Inspectors cleared animals of foot and mouth on the Surrey farm about 12 miles (19 km) east of a surveillance zone where two farms have tested positive, said the farm and environment ministry Defra.

Temporary controls around the property were lifted. Tests on a third farm in the area for the disease, which devastated British farming in 2001, have also proved negative.

"It's early days but so far our evaluation is that the risk of spread outside the zone in Surrey is low," chief veterinary officer Debby Reynolds told BBC Television.

But she added: "It is day eight ... relentless vigilance amongst the farming community is the order of the day."
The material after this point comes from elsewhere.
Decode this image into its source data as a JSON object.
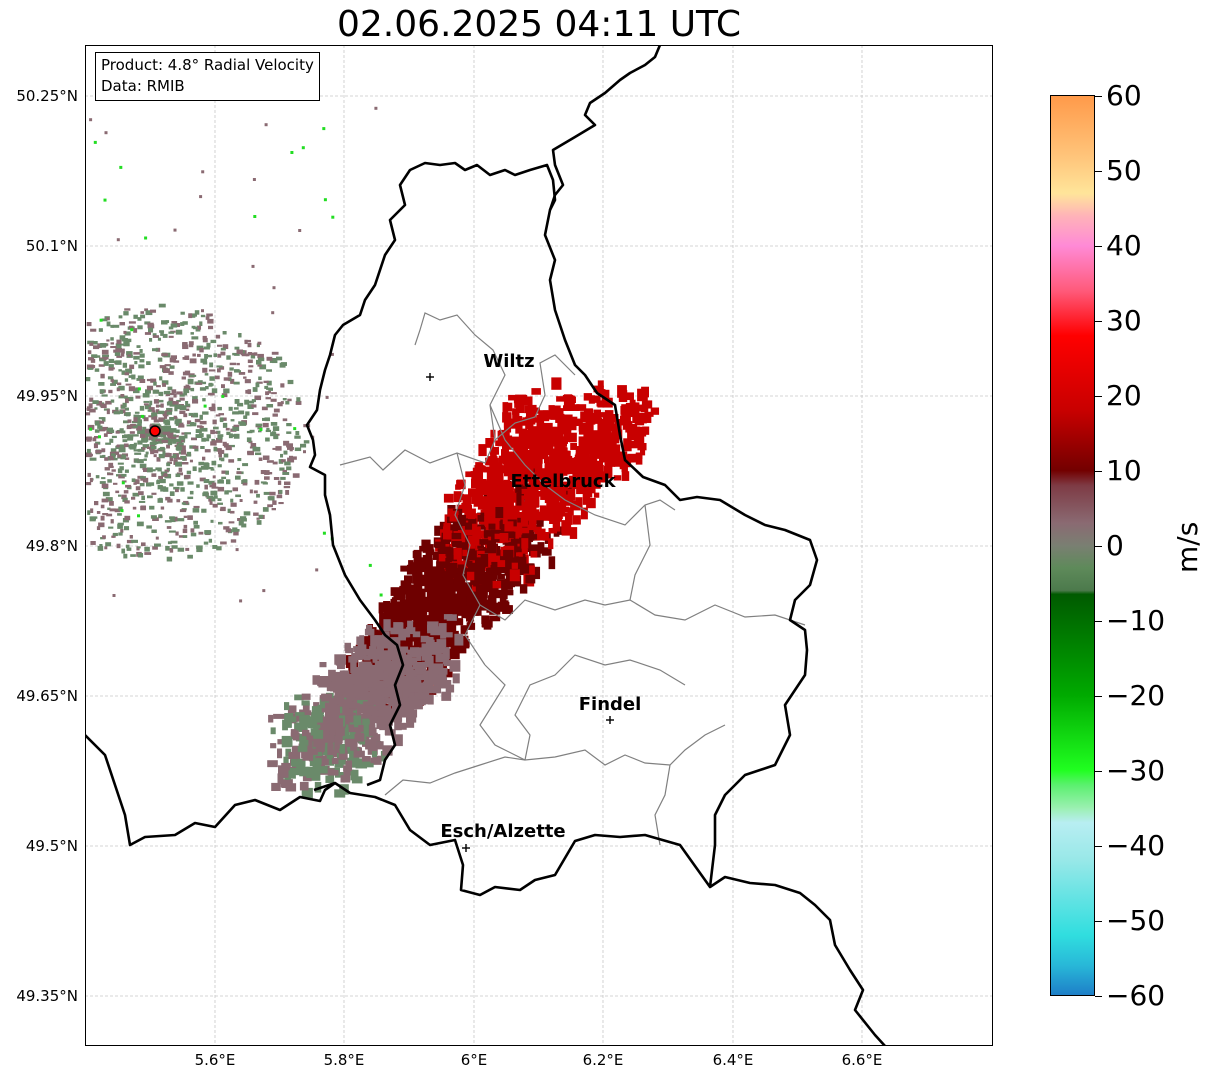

As a result of the outbreak, more than 570 animals have been destroyed and the European Union and individual countries have banned British meat and dairy exports.

Farmers say the trade curbs are costing them 1.8 million pounds ($3.6 million) a day.

A severe outbreak of foot and mouth disease in 2001 forced the slaughter of six million animals and inflicted billions of dollars of losses on farmers and the tourism industry as much of the countryside was closed to visitors.

Reynolds said a research facility at Pirbright in Surrey that was developing foot and mouth vaccine was the probable source of the outbreak but an investigation continued.

She declined to comment on whether police were involved in the inquiry but, asked whether deliberate contamination was being considered, she said: "Every avenue of investigation is going on, to piece together all of the bits of the jigsaw."


BOOST FOR BROWN

The Pirbright facility houses a government-run laboratory and a second lab Merial, owned by U.S. firm Merck and French firm Sanofi-Aventis SA.

Both labs say they adhere to strict hygiene measures. Inspectors have interviewed staff and visited a nearby vegetable garden owned by a Merial executive.

Foot and mouth spreads easily on the wind and causes animals to foam at the mouth and collapse.

A national ban on the movement of livestock remains in place but was eased on Thursday to permit farmers outside the infected area to move animals to slaughter.

Other countryside activities, such as taking animals to farmers' markets, have been curtailed.

The outbreak is the latest in a run of crises, including devastating floods and attempted car bombs, to hit Gordon Brown in his first weeks as prime minister but a poll on Saturday showed the public approved of his responses so far.

In an Ipsos Mori poll in The Sun newspaper, 69 percent of people said Brown was the best leader for Britain in crisis situations, against 10 percent who said they would rather see opposition Conservative Party leader David Cameron in charge.

The poll gave Labour a five-point lead over the Conservatives, with Labour down one point since June at 38 percent and the Conservatives down three at 33 percent.